Timeline for the Red Line
A look at milestones on the Metro Rail subway project:
1980
* Los Angeles County voters approve Proposition A, a half-cent sales tax for transit improvements.
1983
* President Reagan signs a transportation bill that provides $117.2 million for the start of construction.
1985
* A cloud of methane gas seeps into the basement of the Ross Dress for Less store at 3rd Street and Fairfax Avenue, causing an explosion that injures 21 people.
1986
* Congress blocks use of federal funds and declares part of the Wilshire Corridor too hazardous for tunneling because of underground methane concentrations. A new subway route must be selected.
* Ground is broken at 1st and Hill streets for the first of five stations along the 4.4 miles of Segment 1, which begins at Union Station and ends at MacArthur Park.
1987
* Construction begins. Problems related to contaminated ground water and land acquisition delay work for almost six months.
1988
* Discovery of contaminated soil at Union Station forces realignment and delays construction again.
1989
* A new subway route is selected that will travel north under Vermont Avenue and west on Hollywood Boulevard.
1990
* L.A. County voters narrowly approve Proposition C, which adds another half-cent transit sales tax.
1991
* To avoid pockets of methane, a Mid-City route is selected that would stretch along Wilshire to Crenshaw Boulevard, then to Pico and San Vicente boulevards.
1992
* Tunneling starts on the Hollywood line.
1993
* The first 4.4-mile segment of the subway opens.
* The Metropolitan Transportation Authority is created by the merger of the Southern California Rapid Transit District and the county transportation commission.
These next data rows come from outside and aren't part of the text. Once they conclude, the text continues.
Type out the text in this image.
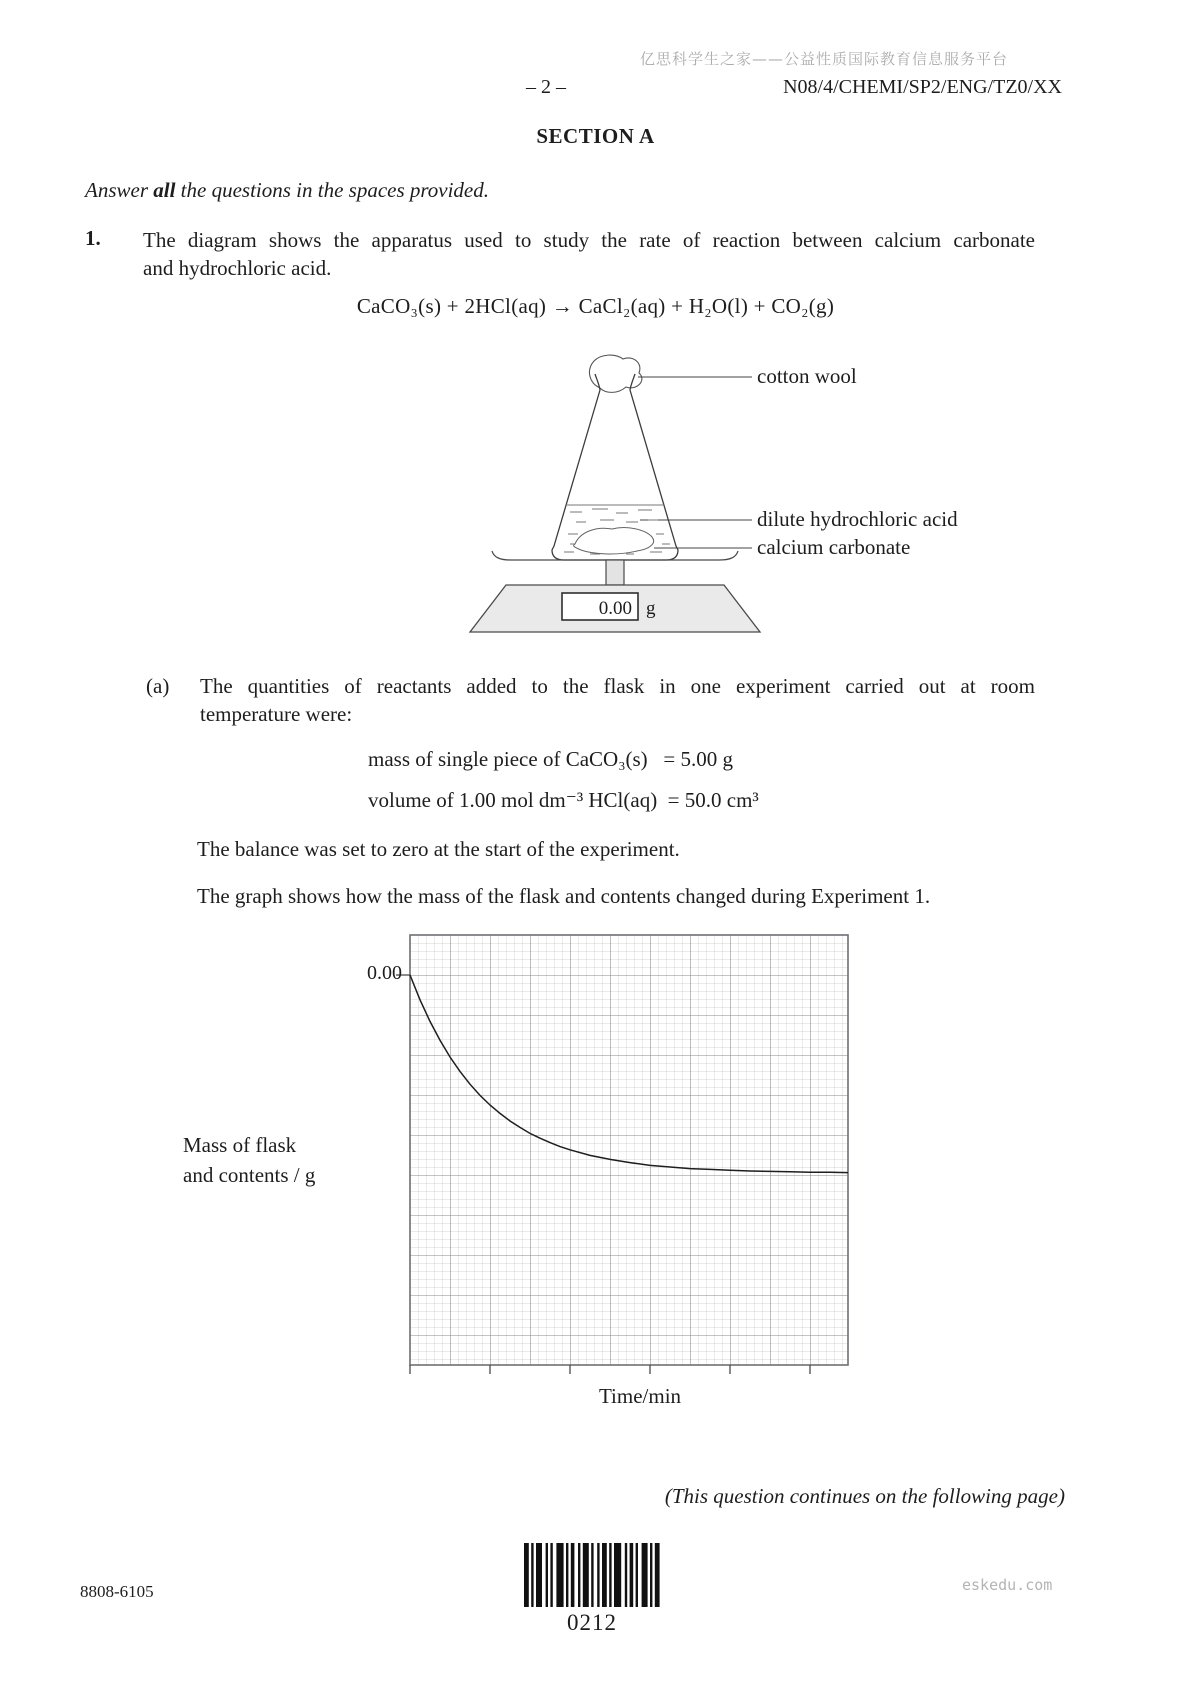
亿思科学生之家——公益性质国际教育信息服务平台
– 2 –	N08/4/CHEMI/SP2/ENG/TZ0/XX
SECTION A
Answer all the questions in the spaces provided.
1. The diagram shows the apparatus used to study the rate of reaction between calcium carbonate
and hydrochloric acid.
CaCO₃(s) + 2HCl(aq) → CaCl₂(aq) + H₂O(l) + CO₂(g)
0.00 g
cotton wool
dilute hydrochloric acid
calcium carbonate
(a) The quantities of reactants added to the flask in one experiment carried out at room
temperature were:
mass of single piece of CaCO₃(s)   = 5.00 g
volume of 1.00 mol dm⁻³ HCl(aq)  = 50.0 cm³
The balance was set to zero at the start of the experiment.
The graph shows how the mass of the flask and contents changed during Experiment 1.
0.00
Mass of flask
and contents / g
Time/min
(This question continues on the following page)
8808-6105
0212
eskedu.com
* Water leakage causes millions of dollars in damage to the subway because a costly protective liner was poorly designed, installed and inspected.
1994
* Tunneling begins on the 6.3-mile segment extending from Hollywood and Vine to Universal City and North Hollywood.
* An independent tunnel panel reports that it found lax enforcement of construction requirements, along with previously undiscovered areas of thin concrete, air pockets and missing reinforcing steel in the tunnel wall. But it says the tunnels are safe.
* Transit officials acknowledge that nearly one-third of the subway tunnels under construction between downtown and Hollywood are misaligned and that some segments will need to be re-excavated.
* Tunneling beneath Hollywood Boulevard is shut down after the street buckles and sinks, damaging buildings.
* The Federal Transportation Administration announces that federal funding for the subway will be withheld until questions regarding mounting construction and management problems are resolved.
1995
* In the subway project’s worst setback, a 70-foot-wide sinkhole opens on Hollywood Boulevard, sending 20 workers scrambling for their lives.
1996
* Two digging machines, nicknamed Thelma and Louise, begin boring through 2.4 miles of the Santa Monica Mountains from Universal City to Hollywood.
* A 2.1-mile extension of the subway opens with three new stations on Wilshire Boulevard at Vermont, Normandie and Western avenues.
1997
* Digging machines complete boring twin subway tunnels from the San Fernando Valley to Hollywood.
1998
* Facing financial trouble, the MTA board halts work on subway extensions to the Eastside and Mid-City and a light rail line to Pasadena.
* L.A. County voters approve a ballot measure that bans the use of the transit sales tax for any more subway construction beyond North Hollywood.
1999
* Five stations along 4.6 miles of new subway from Wilshire and Vermont to Hollywood and Vine open to passengers.
2000
* Ridership on the subway system is less than the MTA predicted.
* The last 6.3 miles of subway from Hollywood and Highland station to Universal City and North Hollywood are set to open on June 24.